There are no scenes of the rooms where Anne and her family hid.  Would it have killed them to show the rooms?

The reason that the rooms are not shown is because the Anne Frank house is a money machine.  The Museum rakes in billions (maybe trillions) of dollars by charging admission.  No photos are allowed to be taken, because the Museum wants to sell photos of the rooms. No photos of the rooms can be put on the Internet because the Museum folks will demand that they be taken  down. Don’t even try it.

But to get back to the elevator. The exit from the Museum is through a building next door which has a modern elevator.  Important people are taken up to the attic by this elevator and they enter the Museum through what is the exit for the lowly tourists.

I felt that the movie was disingenuous in telling poor Hazel that she had to climb the steep stairs, dragging her oxygen tank behind her.

The Museum personnel should have come clean and said, “Yes, there is an elevator, but it is only for important people, not for you, Honey. We don’t care if you die while climbing the stairs; you are not good enough to use the elevator.”

8 Comments

  1. Major breaking News, Dementia patient arrested in the US and accused of being a guard at Birkenau.

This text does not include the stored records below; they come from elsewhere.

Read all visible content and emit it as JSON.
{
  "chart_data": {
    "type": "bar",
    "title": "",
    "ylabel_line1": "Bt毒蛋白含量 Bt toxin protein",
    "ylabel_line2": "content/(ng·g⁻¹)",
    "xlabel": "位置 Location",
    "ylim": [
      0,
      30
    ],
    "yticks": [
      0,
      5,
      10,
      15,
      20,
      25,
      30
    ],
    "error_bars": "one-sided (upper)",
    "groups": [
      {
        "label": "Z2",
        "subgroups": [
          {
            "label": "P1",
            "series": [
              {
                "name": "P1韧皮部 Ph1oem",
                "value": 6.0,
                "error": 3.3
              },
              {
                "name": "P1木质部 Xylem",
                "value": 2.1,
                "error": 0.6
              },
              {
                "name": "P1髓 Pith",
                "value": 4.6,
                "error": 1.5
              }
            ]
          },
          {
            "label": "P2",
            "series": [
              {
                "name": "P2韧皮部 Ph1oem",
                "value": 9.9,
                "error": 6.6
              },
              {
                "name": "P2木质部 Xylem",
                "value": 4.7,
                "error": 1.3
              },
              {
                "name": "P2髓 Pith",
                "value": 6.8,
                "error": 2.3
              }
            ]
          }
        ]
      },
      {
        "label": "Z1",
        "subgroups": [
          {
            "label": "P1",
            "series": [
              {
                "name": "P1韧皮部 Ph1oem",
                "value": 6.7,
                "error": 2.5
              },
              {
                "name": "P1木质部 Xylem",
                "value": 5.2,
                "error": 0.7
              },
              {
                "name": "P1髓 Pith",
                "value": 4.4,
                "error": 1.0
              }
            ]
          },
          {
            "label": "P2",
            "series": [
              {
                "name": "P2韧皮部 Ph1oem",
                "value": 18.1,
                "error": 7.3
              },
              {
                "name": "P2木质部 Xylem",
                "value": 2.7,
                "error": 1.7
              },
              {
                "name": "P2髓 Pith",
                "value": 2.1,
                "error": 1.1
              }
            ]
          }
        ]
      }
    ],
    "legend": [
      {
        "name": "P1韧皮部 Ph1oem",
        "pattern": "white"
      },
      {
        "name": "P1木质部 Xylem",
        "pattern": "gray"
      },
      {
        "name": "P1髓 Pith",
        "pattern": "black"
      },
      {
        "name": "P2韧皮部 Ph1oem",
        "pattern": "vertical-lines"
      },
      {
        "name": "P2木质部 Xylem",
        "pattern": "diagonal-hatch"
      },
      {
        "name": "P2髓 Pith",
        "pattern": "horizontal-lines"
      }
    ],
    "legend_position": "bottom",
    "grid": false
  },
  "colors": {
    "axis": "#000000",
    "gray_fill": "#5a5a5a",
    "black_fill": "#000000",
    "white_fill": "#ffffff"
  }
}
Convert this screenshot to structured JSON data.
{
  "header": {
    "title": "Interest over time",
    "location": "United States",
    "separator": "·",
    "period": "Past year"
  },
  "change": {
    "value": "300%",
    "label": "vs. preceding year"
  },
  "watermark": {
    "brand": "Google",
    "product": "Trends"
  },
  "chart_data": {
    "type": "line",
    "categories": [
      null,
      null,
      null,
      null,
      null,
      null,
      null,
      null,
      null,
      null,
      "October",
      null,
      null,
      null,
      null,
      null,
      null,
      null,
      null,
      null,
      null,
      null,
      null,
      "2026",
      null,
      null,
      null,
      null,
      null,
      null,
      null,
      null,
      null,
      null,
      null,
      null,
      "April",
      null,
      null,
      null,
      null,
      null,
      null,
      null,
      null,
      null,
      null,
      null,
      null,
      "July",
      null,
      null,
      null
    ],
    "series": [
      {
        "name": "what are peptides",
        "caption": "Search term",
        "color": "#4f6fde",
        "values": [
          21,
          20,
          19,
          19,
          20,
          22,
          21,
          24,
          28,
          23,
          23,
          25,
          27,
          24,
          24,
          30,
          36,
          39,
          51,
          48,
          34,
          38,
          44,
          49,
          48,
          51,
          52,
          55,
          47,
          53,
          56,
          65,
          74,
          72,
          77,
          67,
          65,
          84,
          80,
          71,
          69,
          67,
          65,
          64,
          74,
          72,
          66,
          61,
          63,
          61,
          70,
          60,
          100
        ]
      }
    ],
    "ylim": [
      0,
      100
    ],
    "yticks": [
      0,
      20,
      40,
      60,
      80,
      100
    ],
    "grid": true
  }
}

    http://www.bbc.co.uk/news/world-us-canada-27915040

    Comment by peter — June 18, 2014 @ 3:35 pm

    • He will be forced to go to Germany for trial. He will be charged with committing a war crime under the ex-post-facto law of “common design”, which means that anyone, who had anything whatsoever to do with a Nazi concentration camp, is guilty, and there is no defense. He will be brought into court on a stretcher and after he is automatically convicted, he will spend his last days in a German nursing home. Hopefully, that will be enough revenge for the Jews.

      Comment by furtherglory — June 18, 2014 @ 4:18 pm

    • He also allegedly guarded a notorious sub-camp used to kill prisoners exclusively, known as Birkenau, according to the New York Times.

      Clearly the MSM feels they can, without fear, print any kind of statement about the ‘Holocaust’ whatsoever, no matter how bizarre and false.

      Comment by eah — June 18, 2014 @ 11:44 pm

  2. Like all movies, this one was chiefly fiction (movies are an illusion – the “people” on the screen aren’t even real people by the time you see the light patterns). In reality, the actress didn’t need her/an oxygen tank. So, in the movie, there “was,” indeed, no elevator.

    And then there’s the fiction in the Anne Frank story itself . . . Not ALL of it, of course, but SOME of it. So, how much was THAT, and WHAT was it?

    Comment by Jett Rucker — June 18, 2014 @ 2:50 pm

  3. The most famous thing to see in Amsterdam is the Anne Frank house,…

    Oh, I don’t know — I think the Rijksmuseum (Rembrandt etc) and The Van Gogh Museum top the list of most people. The Anne Frank House was really the last attraction I saw in Amsterdam, and I only visited because someone at my lodging place said that if you went very early on Sunday morning you could usually get in after only a short wait (which was true in my case)..

    But talk about the ‘holocaust industry’ — the Anne Frank House typifies that.

    Comment by eah — June 18, 2014 @ 1:40 pm

    • It is true; you have to go early in order to avoid the long wait to get in. I saw the museum that has Rembrandt and Van Gogh paintings. Very impressive!

      Comment by furtherglory — June 18, 2014 @ 2:25 pm

  4. To enter the Ann Frank Memorial (house) one has to enter the modern addition on the corner. I was there, I was born in Amsterdam, and I know the situation that called for visitors/tourists to be “guided” before all hell breaks loose and too much damage is done. When visiting, take a look at the toilet bowl – it is Delft Blue porcelain.

    Comment by Lucas Visser-Nieland — June 18, 2014 @ 11:11 am

    • I don’t know what you mean by tourists being “guided.” When I was there, visitors were not accompanied by a guide, unless maybe some groups of people brought their own guide with them. Yes, I saw the toilet bowl. To me, this is symbolic of the situation of the Frank family. Otto Frank was rich and his wife was even richer. They had never worked a day in their lives, and they would rather live in an attic, than work in a concentration camp.